One morning I get up to find Dad sat in his new chair next to the electric fire, both bars burning brightly. He’s turned up the under-floor heating to its fullest and as I enter the room it scorches my socks. I shake my head, exasperated. He doesn’t have a clue how to set the temperature – he just winds it up like a bloody clock. He’s in good humour despite looking rough from his ‘debt collecting’ expedition the night before. I wrinkle my nose: the sweltering heat, Dad’s farts, and the reek of stale beer are a bit too much for me to manage a ‘good morning’.
I turn down the temperature and open the balcony doors, gulping in fresh air while Maureen makes a pot of tea. Today I get my dole money; a few bottles of beer, a half of whisky and a good dose of Dylan strike me as the way to go. I light a cigarette, feeling the urge to drink to oblivion.
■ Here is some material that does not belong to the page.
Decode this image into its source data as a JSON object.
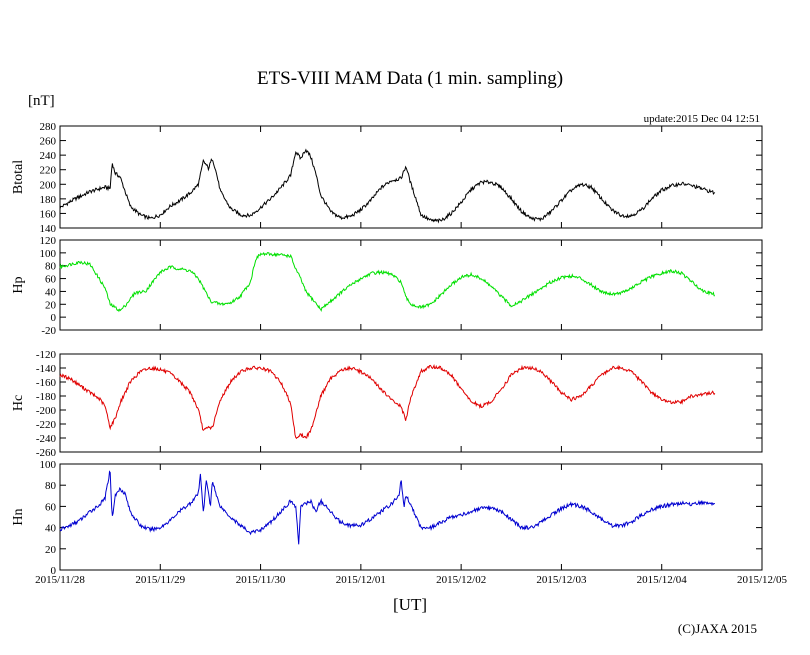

Maureen is heavily pregnant now and waddles as she crosses the sitting room to hand me my tea. She smiles, but there is no truth in it; the struggle just to keep going shows in her eyes and the dark emptiness behind them. None of us are living any more – we’re all filling time. Maureen never leaves the flat except to walk to the shops. The short journey is always harrowing: women go out of their way to spit at her and shout ‘whore’, ‘Hindley bitch’ and ‘Hindley cow’ to her face. She has to fight to protect Paul in his pram from the thick phlegm that’s directed at him too, and returns home weeping and terrified. That’s her daily existence.